Within the last few months advancing age was plainly telling on Mr. Mather. Several attacks of illness, especially of defective action of the heart, warned him that his days were drawing to a close. On Monday last he was attacked by influenza, and in his enfeebled condition he gradually sank under the depressing effects of that malady, till after only three days' illness he quietly expired at noon on Saturday.

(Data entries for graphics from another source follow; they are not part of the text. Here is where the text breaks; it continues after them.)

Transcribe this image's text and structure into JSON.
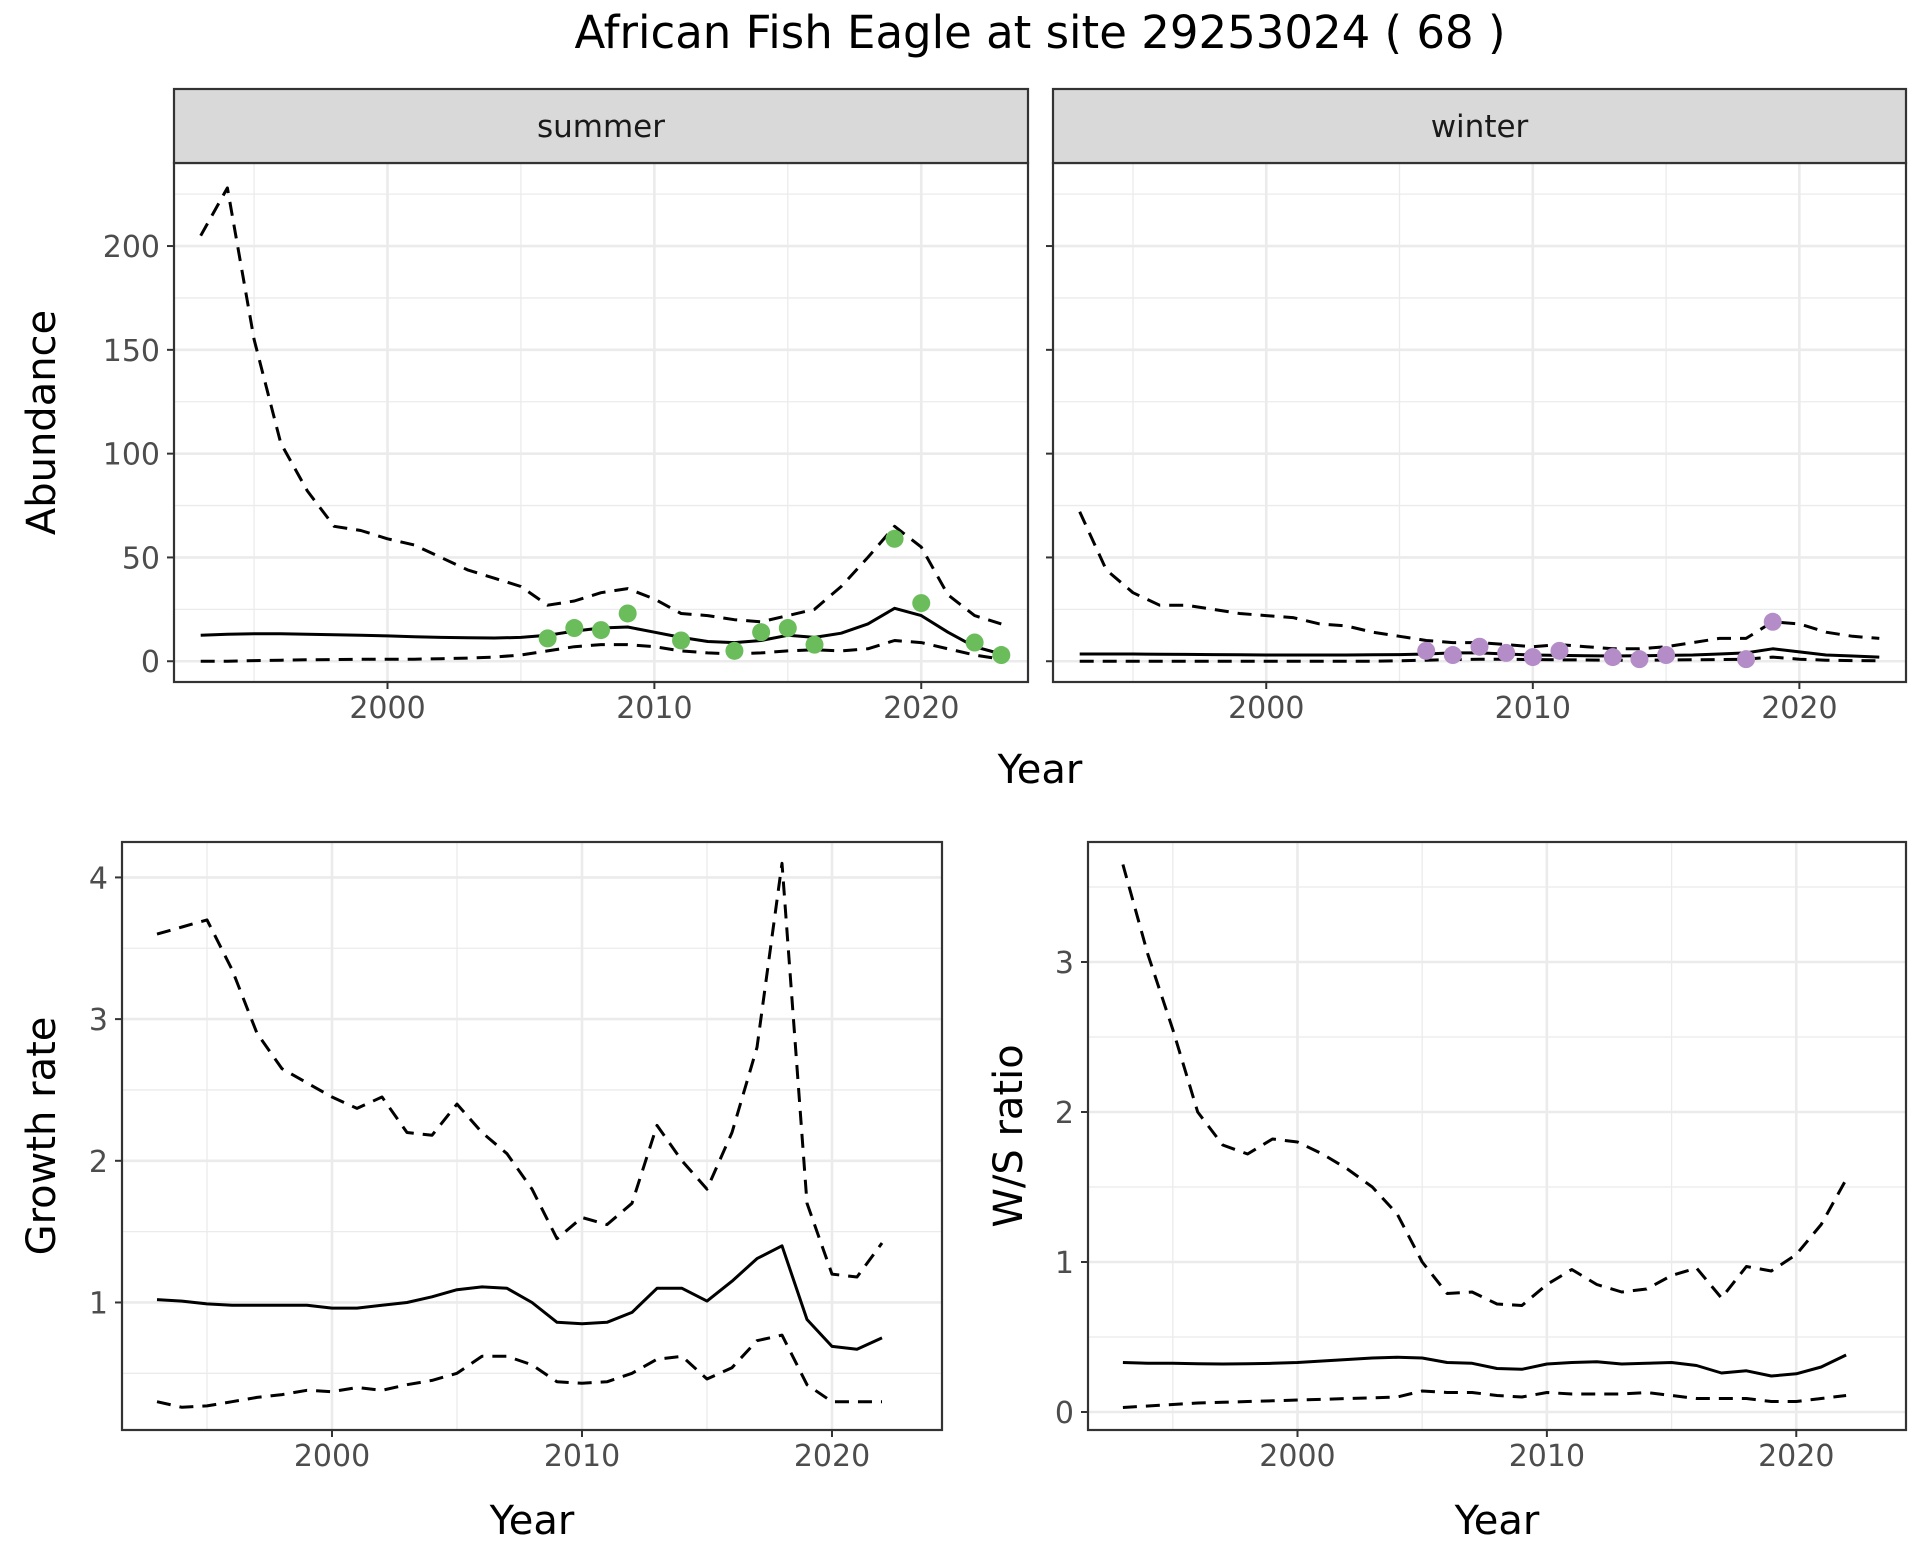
{
  "title": "African Fish Eagle at site 29253024 ( 68 )",
  "chart_data": [
    {
      "type": "line",
      "panel": "abundance-summer",
      "facet_label": "summer",
      "xlabel": "Year",
      "ylabel": "Abundance",
      "xlim": [
        1992,
        2024
      ],
      "ylim": [
        -10,
        240
      ],
      "xticks": [
        2000,
        2010,
        2020
      ],
      "yticks": [
        0,
        50,
        100,
        150,
        200
      ],
      "grid": true,
      "series": [
        {
          "role": "estimate",
          "style": "solid",
          "x": [
            1993,
            1994,
            1995,
            1996,
            1997,
            1998,
            1999,
            2000,
            2001,
            2002,
            2003,
            2004,
            2005,
            2006,
            2007,
            2008,
            2009,
            2010,
            2011,
            2012,
            2013,
            2014,
            2015,
            2016,
            2017,
            2018,
            2019,
            2020,
            2021,
            2022,
            2023
          ],
          "values": [
            12.5,
            13,
            13.2,
            13.2,
            13,
            12.8,
            12.5,
            12.2,
            11.8,
            11.5,
            11.3,
            11.2,
            11.5,
            12.5,
            14.5,
            16,
            16.5,
            14,
            11.5,
            9.5,
            9,
            10,
            12.5,
            11.5,
            13.5,
            18,
            25.5,
            22,
            14,
            7,
            3.5
          ]
        },
        {
          "role": "upper",
          "style": "dashed",
          "x": [
            1993,
            1994,
            1995,
            1996,
            1997,
            1998,
            1999,
            2000,
            2001,
            2002,
            2003,
            2004,
            2005,
            2006,
            2007,
            2008,
            2009,
            2010,
            2011,
            2012,
            2013,
            2014,
            2015,
            2016,
            2017,
            2018,
            2019,
            2020,
            2021,
            2022,
            2023
          ],
          "values": [
            205,
            228,
            155,
            105,
            82,
            65,
            63,
            59,
            56,
            50,
            44,
            40,
            36,
            27,
            29,
            33,
            35,
            30,
            23,
            22,
            20,
            19,
            22,
            25,
            36,
            50,
            65,
            55,
            32,
            22,
            18
          ]
        },
        {
          "role": "lower",
          "style": "dashed",
          "x": [
            1993,
            1994,
            1995,
            1996,
            1997,
            1998,
            1999,
            2000,
            2001,
            2002,
            2003,
            2004,
            2005,
            2006,
            2007,
            2008,
            2009,
            2010,
            2011,
            2012,
            2013,
            2014,
            2015,
            2016,
            2017,
            2018,
            2019,
            2020,
            2021,
            2022,
            2023
          ],
          "values": [
            0,
            0,
            0.3,
            0.5,
            0.7,
            0.8,
            1,
            1,
            1,
            1.2,
            1.5,
            2,
            3,
            5,
            7,
            8,
            8,
            7,
            5,
            4,
            3.5,
            4,
            5,
            5.5,
            5,
            6,
            10,
            9,
            6,
            3,
            1
          ]
        },
        {
          "role": "observed",
          "style": "points",
          "color": "#6abd5a",
          "x": [
            2006,
            2007,
            2008,
            2009,
            2011,
            2013,
            2014,
            2015,
            2016,
            2019,
            2020,
            2022,
            2023
          ],
          "values": [
            11,
            16,
            15,
            23,
            10,
            5,
            14,
            16,
            8,
            59,
            28,
            9,
            3
          ]
        }
      ]
    },
    {
      "type": "line",
      "panel": "abundance-winter",
      "facet_label": "winter",
      "xlabel": "Year",
      "ylabel": "Abundance",
      "xlim": [
        1992,
        2024
      ],
      "ylim": [
        -10,
        240
      ],
      "xticks": [
        2000,
        2010,
        2020
      ],
      "yticks": [
        0,
        50,
        100,
        150,
        200
      ],
      "grid": true,
      "series": [
        {
          "role": "estimate",
          "style": "solid",
          "x": [
            1993,
            1994,
            1995,
            1996,
            1997,
            1998,
            1999,
            2000,
            2001,
            2002,
            2003,
            2004,
            2005,
            2006,
            2007,
            2008,
            2009,
            2010,
            2011,
            2012,
            2013,
            2014,
            2015,
            2016,
            2017,
            2018,
            2019,
            2020,
            2021,
            2022,
            2023
          ],
          "values": [
            3.5,
            3.5,
            3.5,
            3.4,
            3.3,
            3.2,
            3.1,
            3,
            3,
            3,
            3,
            3.1,
            3.2,
            3.5,
            4,
            4,
            3.5,
            3,
            2.8,
            2.6,
            2.5,
            2.6,
            2.8,
            3,
            3.5,
            4,
            6,
            4.5,
            3,
            2.5,
            2
          ]
        },
        {
          "role": "upper",
          "style": "dashed",
          "x": [
            1993,
            1994,
            1995,
            1996,
            1997,
            1998,
            1999,
            2000,
            2001,
            2002,
            2003,
            2004,
            2005,
            2006,
            2007,
            2008,
            2009,
            2010,
            2011,
            2012,
            2013,
            2014,
            2015,
            2016,
            2017,
            2018,
            2019,
            2020,
            2021,
            2022,
            2023
          ],
          "values": [
            72,
            44,
            33,
            27,
            27,
            25,
            23,
            22,
            21,
            18,
            17,
            14,
            12,
            10,
            9,
            9,
            8,
            7,
            8,
            7,
            6,
            6,
            7,
            9,
            11,
            11,
            19,
            18,
            14,
            12,
            11
          ]
        },
        {
          "role": "lower",
          "style": "dashed",
          "x": [
            1993,
            1994,
            1995,
            1996,
            1997,
            1998,
            1999,
            2000,
            2001,
            2002,
            2003,
            2004,
            2005,
            2006,
            2007,
            2008,
            2009,
            2010,
            2011,
            2012,
            2013,
            2014,
            2015,
            2016,
            2017,
            2018,
            2019,
            2020,
            2021,
            2022,
            2023
          ],
          "values": [
            0,
            0,
            0,
            0,
            0,
            0,
            0,
            0,
            0,
            0,
            0,
            0,
            0.2,
            0.5,
            0.8,
            1,
            1,
            0.8,
            0.7,
            0.6,
            0.5,
            0.5,
            0.6,
            0.7,
            0.8,
            1,
            2,
            1,
            0.5,
            0.3,
            0.2
          ]
        },
        {
          "role": "observed",
          "style": "points",
          "color": "#b48cc8",
          "x": [
            2006,
            2007,
            2008,
            2009,
            2010,
            2011,
            2013,
            2014,
            2015,
            2018,
            2019
          ],
          "values": [
            5,
            3,
            7,
            4,
            2,
            5,
            2,
            1,
            3,
            1,
            19
          ]
        }
      ]
    },
    {
      "type": "line",
      "panel": "growth-rate",
      "xlabel": "Year",
      "ylabel": "Growth rate",
      "xlim": [
        1991.6,
        2024.4
      ],
      "ylim": [
        0.1,
        4.25
      ],
      "xticks": [
        2000,
        2010,
        2020
      ],
      "yticks": [
        1,
        2,
        3,
        4
      ],
      "grid": true,
      "series": [
        {
          "role": "estimate",
          "style": "solid",
          "x": [
            1993,
            1994,
            1995,
            1996,
            1997,
            1998,
            1999,
            2000,
            2001,
            2002,
            2003,
            2004,
            2005,
            2006,
            2007,
            2008,
            2009,
            2010,
            2011,
            2012,
            2013,
            2014,
            2015,
            2016,
            2017,
            2018,
            2019,
            2020,
            2021,
            2022
          ],
          "values": [
            1.02,
            1.01,
            0.99,
            0.98,
            0.98,
            0.98,
            0.98,
            0.96,
            0.96,
            0.98,
            1,
            1.04,
            1.09,
            1.11,
            1.1,
            1,
            0.86,
            0.85,
            0.86,
            0.93,
            1.1,
            1.1,
            1.01,
            1.15,
            1.31,
            1.4,
            0.88,
            0.69,
            0.67,
            0.75
          ]
        },
        {
          "role": "upper",
          "style": "dashed",
          "x": [
            1993,
            1994,
            1995,
            1996,
            1997,
            1998,
            1999,
            2000,
            2001,
            2002,
            2003,
            2004,
            2005,
            2006,
            2007,
            2008,
            2009,
            2010,
            2011,
            2012,
            2013,
            2014,
            2015,
            2016,
            2017,
            2018,
            2019,
            2020,
            2021,
            2022
          ],
          "values": [
            3.6,
            3.65,
            3.7,
            3.35,
            2.9,
            2.65,
            2.55,
            2.45,
            2.37,
            2.45,
            2.2,
            2.18,
            2.4,
            2.2,
            2.05,
            1.8,
            1.45,
            1.6,
            1.55,
            1.7,
            2.25,
            2,
            1.8,
            2.2,
            2.8,
            4.1,
            1.7,
            1.2,
            1.18,
            1.42
          ]
        },
        {
          "role": "lower",
          "style": "dashed",
          "x": [
            1993,
            1994,
            1995,
            1996,
            1997,
            1998,
            1999,
            2000,
            2001,
            2002,
            2003,
            2004,
            2005,
            2006,
            2007,
            2008,
            2009,
            2010,
            2011,
            2012,
            2013,
            2014,
            2015,
            2016,
            2017,
            2018,
            2019,
            2020,
            2021,
            2022
          ],
          "values": [
            0.3,
            0.26,
            0.27,
            0.3,
            0.33,
            0.35,
            0.38,
            0.37,
            0.4,
            0.38,
            0.42,
            0.45,
            0.5,
            0.62,
            0.62,
            0.56,
            0.44,
            0.43,
            0.44,
            0.5,
            0.6,
            0.62,
            0.46,
            0.54,
            0.73,
            0.77,
            0.42,
            0.3,
            0.3,
            0.3
          ]
        }
      ]
    },
    {
      "type": "line",
      "panel": "ws-ratio",
      "xlabel": "Year",
      "ylabel": "W/S ratio",
      "xlim": [
        1991.6,
        2024.4
      ],
      "ylim": [
        -0.12,
        3.8
      ],
      "xticks": [
        2000,
        2010,
        2020
      ],
      "yticks": [
        0,
        1,
        2,
        3
      ],
      "grid": true,
      "series": [
        {
          "role": "estimate",
          "style": "solid",
          "x": [
            1993,
            1994,
            1995,
            1996,
            1997,
            1998,
            1999,
            2000,
            2001,
            2002,
            2003,
            2004,
            2005,
            2006,
            2007,
            2008,
            2009,
            2010,
            2011,
            2012,
            2013,
            2014,
            2015,
            2016,
            2017,
            2018,
            2019,
            2020,
            2021,
            2022
          ],
          "values": [
            0.33,
            0.325,
            0.325,
            0.322,
            0.32,
            0.322,
            0.325,
            0.33,
            0.34,
            0.35,
            0.36,
            0.365,
            0.36,
            0.33,
            0.325,
            0.29,
            0.285,
            0.32,
            0.33,
            0.335,
            0.32,
            0.325,
            0.33,
            0.31,
            0.26,
            0.275,
            0.24,
            0.255,
            0.3,
            0.38
          ]
        },
        {
          "role": "upper",
          "style": "dashed",
          "x": [
            1993,
            1994,
            1995,
            1996,
            1997,
            1998,
            1999,
            2000,
            2001,
            2002,
            2003,
            2004,
            2005,
            2006,
            2007,
            2008,
            2009,
            2010,
            2011,
            2012,
            2013,
            2014,
            2015,
            2016,
            2017,
            2018,
            2019,
            2020,
            2021,
            2022
          ],
          "values": [
            3.65,
            3.05,
            2.55,
            2.0,
            1.78,
            1.72,
            1.82,
            1.8,
            1.72,
            1.62,
            1.5,
            1.32,
            1.0,
            0.79,
            0.8,
            0.72,
            0.71,
            0.85,
            0.95,
            0.85,
            0.8,
            0.82,
            0.91,
            0.96,
            0.76,
            0.97,
            0.94,
            1.05,
            1.25,
            1.55
          ]
        },
        {
          "role": "lower",
          "style": "dashed",
          "x": [
            1993,
            1994,
            1995,
            1996,
            1997,
            1998,
            1999,
            2000,
            2001,
            2002,
            2003,
            2004,
            2005,
            2006,
            2007,
            2008,
            2009,
            2010,
            2011,
            2012,
            2013,
            2014,
            2015,
            2016,
            2017,
            2018,
            2019,
            2020,
            2021,
            2022
          ],
          "values": [
            0.03,
            0.04,
            0.05,
            0.06,
            0.065,
            0.07,
            0.075,
            0.08,
            0.085,
            0.09,
            0.095,
            0.1,
            0.14,
            0.13,
            0.13,
            0.11,
            0.1,
            0.13,
            0.12,
            0.12,
            0.12,
            0.13,
            0.11,
            0.09,
            0.09,
            0.09,
            0.07,
            0.07,
            0.09,
            0.11
          ]
        }
      ]
    }
  ]
}
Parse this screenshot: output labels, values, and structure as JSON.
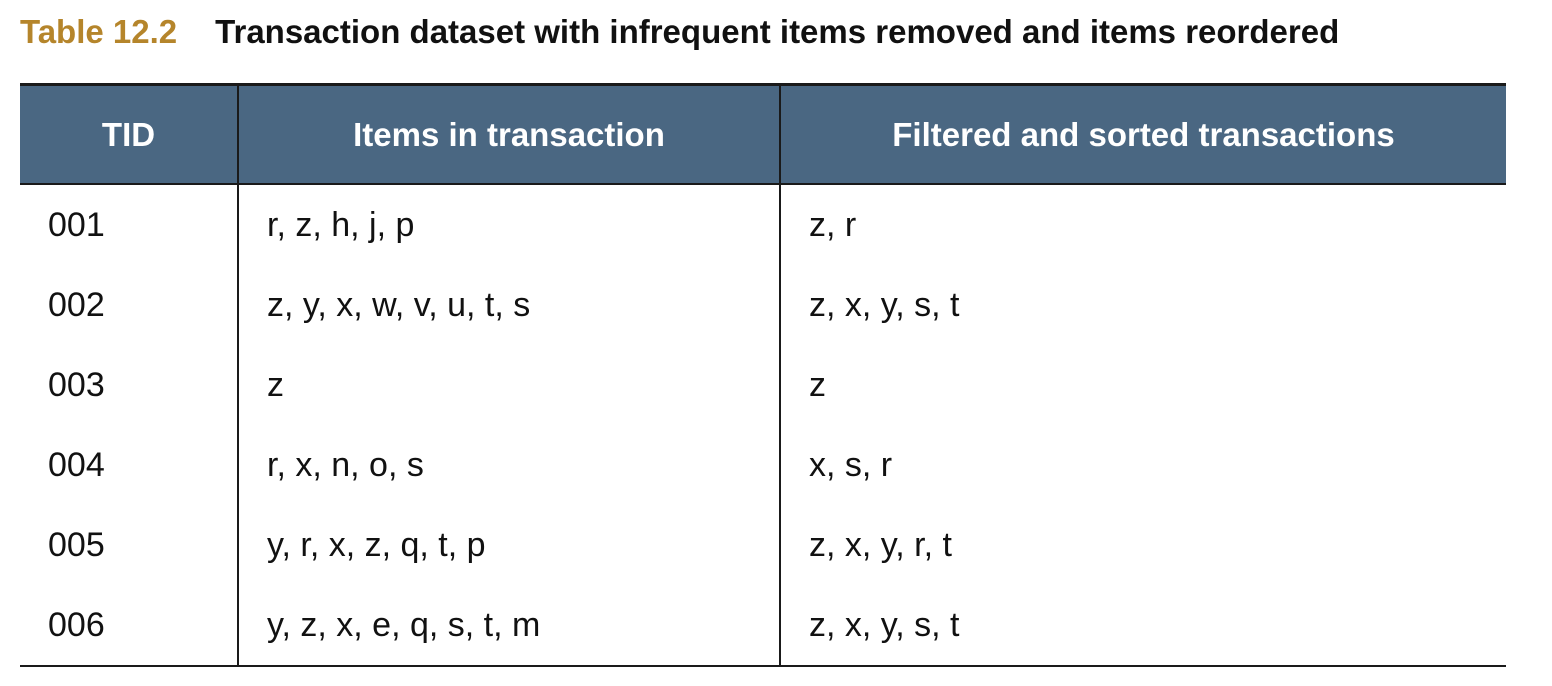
{
  "caption": {
    "label": "Table 12.2",
    "title": "Transaction dataset with infrequent items removed and items reordered"
  },
  "table": {
    "headers": [
      "TID",
      "Items in transaction",
      "Filtered and sorted transactions"
    ],
    "rows": [
      [
        "001",
        "r, z, h, j, p",
        "z, r"
      ],
      [
        "002",
        "z, y, x, w, v, u, t, s",
        "z, x, y, s, t"
      ],
      [
        "003",
        "z",
        "z"
      ],
      [
        "004",
        "r, x, n, o, s",
        "x, s, r"
      ],
      [
        "005",
        "y, r, x, z, q, t, p",
        "z, x, y, r, t"
      ],
      [
        "006",
        "y, z, x, e, q, s, t, m",
        "z, x, y, s, t"
      ]
    ]
  },
  "colors": {
    "caption_label": "#b5852b",
    "header_background": "#4a6782",
    "header_text": "#ffffff"
  }
}
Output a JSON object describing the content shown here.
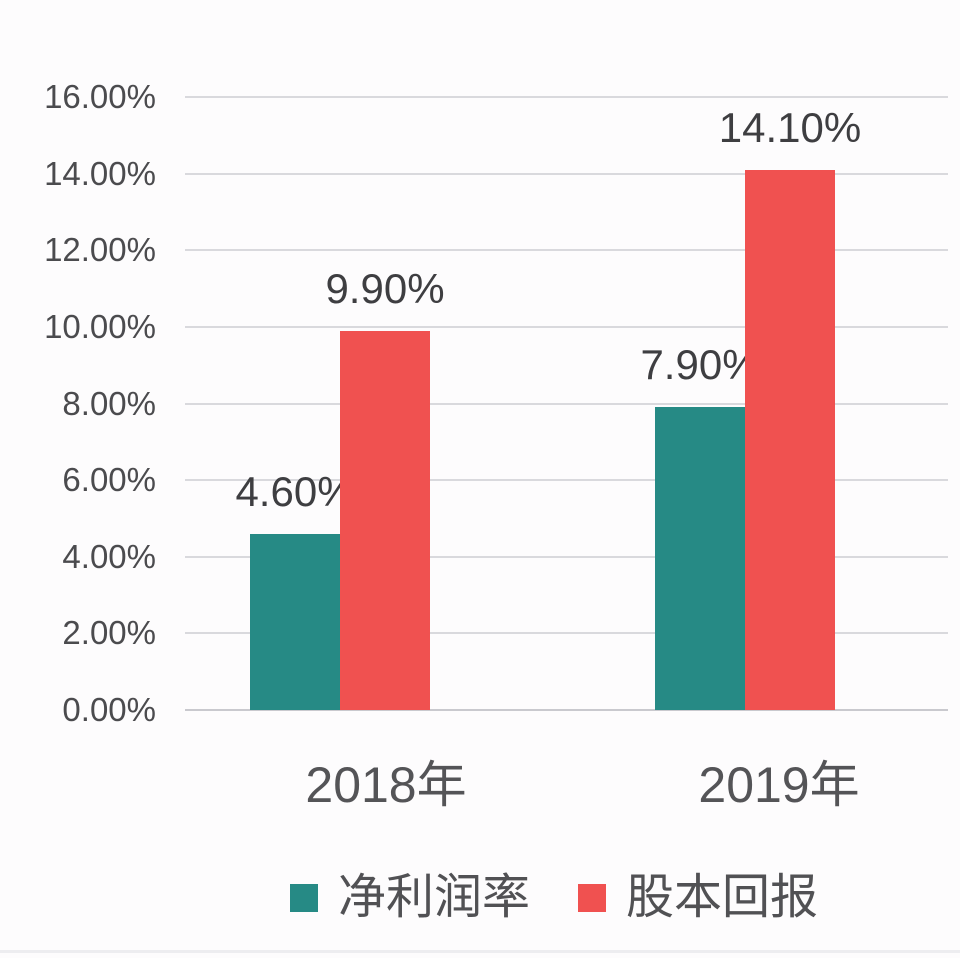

Mr. Mather married in 1842 a daughter of the late Mr. Francis Cotton, of Swanport Four children survive him ; one son, Mr. J, F. Mather, who carries on the business, and three daughters, one of whom is married to Mr. C. H. Robey, and another to Mr. Wm. Benson, of Waratah, New Town,

Of Mr. Mather it may be emphatically said that he was a good man. He never came before the public, but his life was occupied in the daily round of homely duties and unobtrusive effort for the welfare of his fellow men, especially of those who were poor and needy. Such a life has little to show in the way of incident which can be recorded in the columns of a newspaper. But it is to such men, more perhaps than to those who hold a prominent place in the public eye, that a community owes its advancement in those things which go to build it up in the more important elements of national well-being,

Mr. Mather has been gathered to his fathers in a ripe old age, universally respected as a good citizen, and sincerely regretted by a large number of friends. His slight figure, clad in the quaint old Quaker garb, to which through all the changes of fashion he steadfastly adhered during 50 years, will be missed by many from the streets of Hobart, and by none more than by the poor and friendless, amongst whom he went about doing good.

THE FUNERAL

The universal respect in which Mr. J. B. Mather was held, was unmistakably evidenced in the large and representative gathering of every class of the community, who assembled at his late residence in Colville-street, and accompanied the remains to their final resting piece in the burial ground belonging to the Society of Friends. The morning was brilliantly fine, and the impressiveness of the scene, as the large numbers both on foot and in carriages slowly followed the hearse, was heightened by the presence of a numerous band of boys, comprising the scholars of the Friends' School, and the inmates of the Boys' Reformatory, in whose welfare the deceased gentleman took such a warm interest. Around the open grave, on the side of which the coffin had been placed, there stood the relatives of the deceased, representative ministers of nearly every religious denomination, and many a man and woman, who, though deeply feeling their loss, could, through it all, bless God that such a man as Joseph Benson Mather had lived. For some minutes all remained silent, the large concourse reverently waiting the utterances of those who should be moved to address the assemblage. The first to speak was Mr. Henry Propsting, an old and valued friend, who was followed by Mr. J. Ridley Walker. Then Mr. S. Clemes, the master of the Friends' School, spoke of the joy that should fill all true hearts on such an occasion, when to depart was " far better," and that though " our earthly house of this tabernacle were dissolved, we have a building from God, a house not made with hands, eternal, in the heavens," concluding with prayer. The Rev. George Clarke followed, testifying in eloquent words to the great and exceeding value of the quiet, Christ-like life, declaring that the Church of Christ owed more to such lives than to those of the gifted and eloquent whose fame filled the world. The last speaker was Mr. Francis Mather, son of the deceased. This most impressive service was fitly concluded with a hymn, sweetly sung by the children of the Ragged School, and then the large assemblage gradually dispersed, not unimpressed with a service, so reverently, so quietly, and so happily conducted.